= Fashion-MNIST =

Popular MNIST alternative machine learning dataset of fashion images

Fashion-MNIST is a large, freely available dataset of fashion images that is commonly used for training and testing machine learning systems. Fashion-MNIST was intended to serve as a replacement for the original MNIST database for benchmarking machine learning algorithms, as it shares the same image size, data format and the structure of training and testing splits. It was created by Han Xiao, the founder of Jina AI.

The dataset contains 60,000 28x28 grayscale images of fashion products from 10 categories from a dataset of Zalando article images, with 6,000 images per category. The training set consists of 60,000 images and the test set consists of 10,000 images.
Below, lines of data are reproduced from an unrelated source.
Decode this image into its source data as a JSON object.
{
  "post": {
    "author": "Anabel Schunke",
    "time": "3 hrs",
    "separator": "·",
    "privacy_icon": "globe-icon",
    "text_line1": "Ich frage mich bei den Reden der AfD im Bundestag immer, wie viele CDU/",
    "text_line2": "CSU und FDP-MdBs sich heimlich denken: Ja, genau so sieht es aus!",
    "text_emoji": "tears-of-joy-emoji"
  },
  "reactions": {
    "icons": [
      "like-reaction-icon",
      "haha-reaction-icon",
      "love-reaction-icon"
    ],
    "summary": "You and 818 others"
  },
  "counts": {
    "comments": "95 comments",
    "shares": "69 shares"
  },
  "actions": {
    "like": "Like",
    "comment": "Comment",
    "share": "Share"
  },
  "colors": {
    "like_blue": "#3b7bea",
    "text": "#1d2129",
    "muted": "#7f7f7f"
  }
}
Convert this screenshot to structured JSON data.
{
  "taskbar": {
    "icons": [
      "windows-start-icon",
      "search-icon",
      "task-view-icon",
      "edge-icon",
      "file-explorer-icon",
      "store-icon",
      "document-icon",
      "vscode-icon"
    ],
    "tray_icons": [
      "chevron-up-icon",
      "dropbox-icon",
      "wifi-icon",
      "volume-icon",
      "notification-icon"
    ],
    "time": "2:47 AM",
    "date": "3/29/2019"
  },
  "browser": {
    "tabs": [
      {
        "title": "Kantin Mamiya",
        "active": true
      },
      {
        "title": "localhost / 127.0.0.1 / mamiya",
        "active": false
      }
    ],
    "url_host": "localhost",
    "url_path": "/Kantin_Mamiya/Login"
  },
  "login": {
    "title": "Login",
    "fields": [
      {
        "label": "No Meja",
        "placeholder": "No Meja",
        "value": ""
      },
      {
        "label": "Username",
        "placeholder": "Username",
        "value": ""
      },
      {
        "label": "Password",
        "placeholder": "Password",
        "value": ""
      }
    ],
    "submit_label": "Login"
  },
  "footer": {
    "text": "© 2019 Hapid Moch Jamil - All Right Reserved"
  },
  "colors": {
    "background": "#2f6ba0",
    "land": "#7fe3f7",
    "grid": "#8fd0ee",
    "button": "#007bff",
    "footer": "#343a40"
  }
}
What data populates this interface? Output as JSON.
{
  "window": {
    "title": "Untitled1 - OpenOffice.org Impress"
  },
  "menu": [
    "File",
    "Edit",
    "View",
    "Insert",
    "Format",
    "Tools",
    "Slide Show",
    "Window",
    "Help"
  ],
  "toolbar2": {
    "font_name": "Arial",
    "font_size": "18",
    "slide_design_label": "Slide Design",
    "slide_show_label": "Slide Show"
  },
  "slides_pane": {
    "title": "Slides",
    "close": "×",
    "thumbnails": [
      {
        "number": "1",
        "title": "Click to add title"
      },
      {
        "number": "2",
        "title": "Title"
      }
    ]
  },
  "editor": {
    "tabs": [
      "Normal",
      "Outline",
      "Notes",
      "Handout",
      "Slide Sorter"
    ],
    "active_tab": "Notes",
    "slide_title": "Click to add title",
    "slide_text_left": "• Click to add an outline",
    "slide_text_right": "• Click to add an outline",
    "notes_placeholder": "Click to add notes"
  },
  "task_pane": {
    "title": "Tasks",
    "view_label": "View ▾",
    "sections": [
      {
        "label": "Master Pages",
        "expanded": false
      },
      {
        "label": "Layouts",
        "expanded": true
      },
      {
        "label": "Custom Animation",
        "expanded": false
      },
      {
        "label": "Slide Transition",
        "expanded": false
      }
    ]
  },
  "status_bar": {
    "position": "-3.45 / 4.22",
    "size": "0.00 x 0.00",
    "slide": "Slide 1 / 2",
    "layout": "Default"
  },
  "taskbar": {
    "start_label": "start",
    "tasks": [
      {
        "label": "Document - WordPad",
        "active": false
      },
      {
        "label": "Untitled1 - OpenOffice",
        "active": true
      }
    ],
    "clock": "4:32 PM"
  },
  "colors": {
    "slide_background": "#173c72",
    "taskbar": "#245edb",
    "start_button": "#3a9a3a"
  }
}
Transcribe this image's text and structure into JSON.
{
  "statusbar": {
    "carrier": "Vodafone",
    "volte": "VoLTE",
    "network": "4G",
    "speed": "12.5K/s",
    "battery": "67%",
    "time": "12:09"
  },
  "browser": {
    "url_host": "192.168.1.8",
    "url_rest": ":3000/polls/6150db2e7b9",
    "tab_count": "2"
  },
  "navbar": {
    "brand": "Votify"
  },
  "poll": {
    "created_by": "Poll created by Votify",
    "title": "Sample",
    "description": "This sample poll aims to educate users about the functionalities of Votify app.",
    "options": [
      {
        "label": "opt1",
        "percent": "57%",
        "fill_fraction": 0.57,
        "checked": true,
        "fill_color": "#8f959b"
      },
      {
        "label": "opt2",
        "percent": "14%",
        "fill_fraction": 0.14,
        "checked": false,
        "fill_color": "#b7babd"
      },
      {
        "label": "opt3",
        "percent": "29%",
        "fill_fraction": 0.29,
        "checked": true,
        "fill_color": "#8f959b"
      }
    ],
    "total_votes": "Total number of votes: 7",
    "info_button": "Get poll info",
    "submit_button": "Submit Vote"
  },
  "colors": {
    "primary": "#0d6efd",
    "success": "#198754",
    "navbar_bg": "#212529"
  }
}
The dataset is commonly included in standard machine learning libraries.

== History ==
The set of images in the Fashion MNIST database was created in 2017 to pose a more challenging classification task than the simple MNIST digits data, which saw performance reaching upwards of 99.7%.

The GitHub repository has collected over 4000 stars and is referred to more than 400 repositories, 1000 commits and 7000 code snippets.

Numerous machine learning algorithms have used the dataset as a benchmark, with the top algorithm achieving 96.91% accuracy in 2020 according to the benchmark rankings website. The dataset was also used as a benchmark in the 2018 Science paper using all optical hardware to classify images at the speed of light. Google, University of Cambridge, IBM Research, Université de Montréal, and Peking University are the repositories most published institutions as of 2021.